Research residency.
Airports For Music is not just a nominal inversion of Brian Eno's album Music For Airports (1978). Where Eno musically translated the disaffected atmosphere of airports and conceived music suited to the sound systems of waiting rooms, Markus Mehr is interested in our unquestioned relationship with travel, the constant increase in air traffic, and its massive consequences in terms of noise and air pollution. Nothing here should sound "clear" or "joyful." Faced with the major climate challenges of this decade—and with aviation being a key contributor to pollution—Mehr's project does not seek to "appease" (Eno), but rather to provoke opposing emotions: rebellion and discomfort. And when Eno refers in this context to "...music to accept the possibility of death," Mehr is not talking about the possibility of a crash, but about the increasing uninhabitability of the planet, the loss of biodiversity, the disappearance of species, seas, rivers, and forests.
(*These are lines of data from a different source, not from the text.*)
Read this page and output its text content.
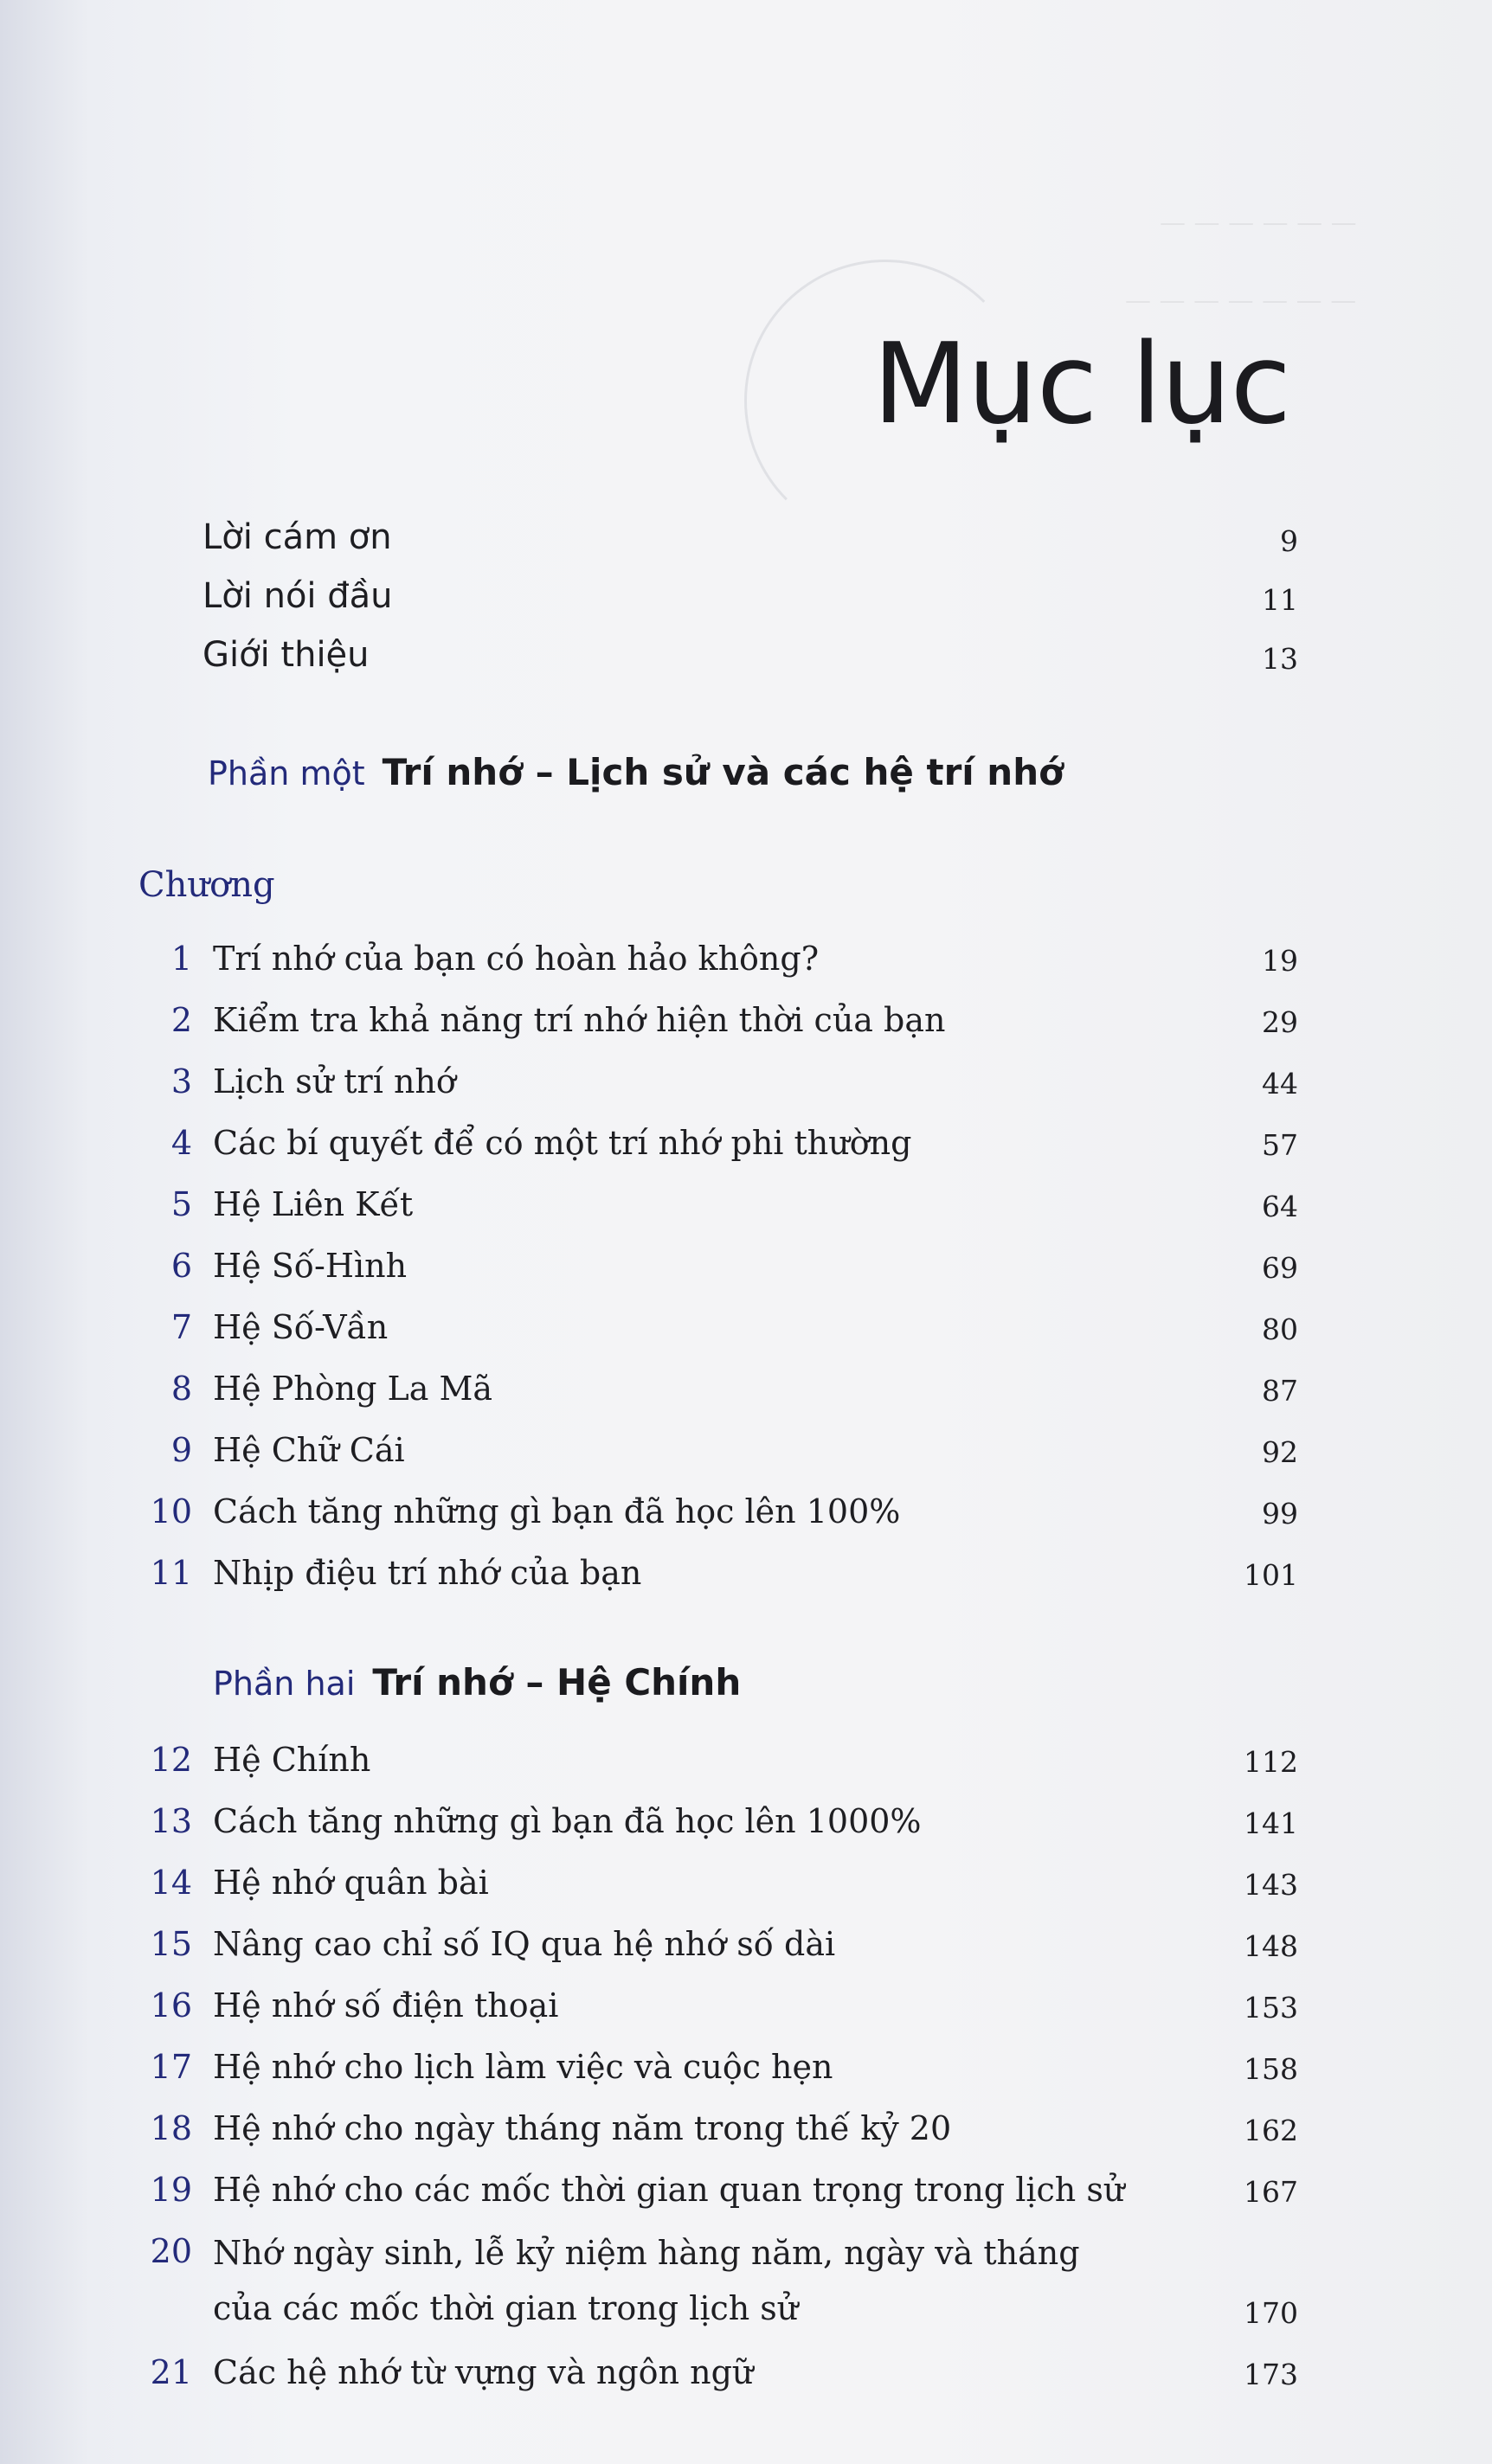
— — — — — —
— — — — — — —
Mục lục
Lời cám ơn	9
Lời nói đầu	11
Giới thiệu	13
Phần một Trí nhớ – Lịch sử và các hệ trí nhớ

Chương

1 Trí nhớ của bạn có hoàn hảo không?	19
2 Kiểm tra khả năng trí nhớ hiện thời của bạn	29
3 Lịch sử trí nhớ	44
4 Các bí quyết để có một trí nhớ phi thường	57
5 Hệ Liên Kết	64
6 Hệ Số-Hình	69
7 Hệ Số-Vần	80
8 Hệ Phòng La Mã	87
9 Hệ Chữ Cái	92
10 Cách tăng những gì bạn đã học lên 100%	99
11 Nhịp điệu trí nhớ của bạn	101
Phần hai Trí nhớ – Hệ Chính
12 Hệ Chính	112
13 Cách tăng những gì bạn đã học lên 1000%	141
14 Hệ nhớ quân bài	143
15 Nâng cao chỉ số IQ qua hệ nhớ số dài	148
16 Hệ nhớ số điện thoại	153
17 Hệ nhớ cho lịch làm việc và cuộc hẹn	158
18 Hệ nhớ cho ngày tháng năm trong thế kỷ 20	162
19 Hệ nhớ cho các mốc thời gian quan trọng trong lịch sử	167
20 Nhớ ngày sinh, lễ kỷ niệm hàng năm, ngày và tháng
của các mốc thời gian trong lịch sử	170
21 Các hệ nhớ từ vựng và ngôn ngữ	173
Mehr collects sound recordings from different airports. He captures takeoffs and landings, the hustle and bustle of waiting rooms, check-in halls, boarding gates, and shopping areas, capturing the nervousness of voices and languages that intersect. Cacophonies of hedonism, travelers oscillating between the euphoria of departure and the hangover of arrival. Airports For Music seeks to bring to our consciousness, through listening, the "obvious" absurdity of our actions. As in all of his work, Mehr explores the sound behind the sound. Field recordings are the raw material for an electronic work of transformation and alienation. Sounds are dissected on a microscopic scale, granulated, stretched, compressed, refined, and then recomposed. New soundscapes and sculptures emerge from sound fragments.
Markus Mehr
Composer
Markus Mehr (born in Augsburg, Germany) is a musician and composer of experimental music. The core of his work lies in the process of editing and rearranging field recordings of all kinds. His approach consists of making initially imperceptible sound events audible and shaping them into new forms and sound materials.
After completing his studies, professional training, and civil service in the 1990s, Markus Mehr devoted himself exclusively to music. Since 2027, his work has taken on a resolutely conceptual approach: his sound installations go beyond the purely acoustic dimension to highlight social and environmental issues.
His sound sculptures are presented or performed in galleries, clubs, churches, and museums in several countries. He releases his music in album form, mainly on the Australian label Hidden Shoal. Since 2021, he has also been collaborating with Gruenrekorder, a German label renowned for decades for its work with field recording artists.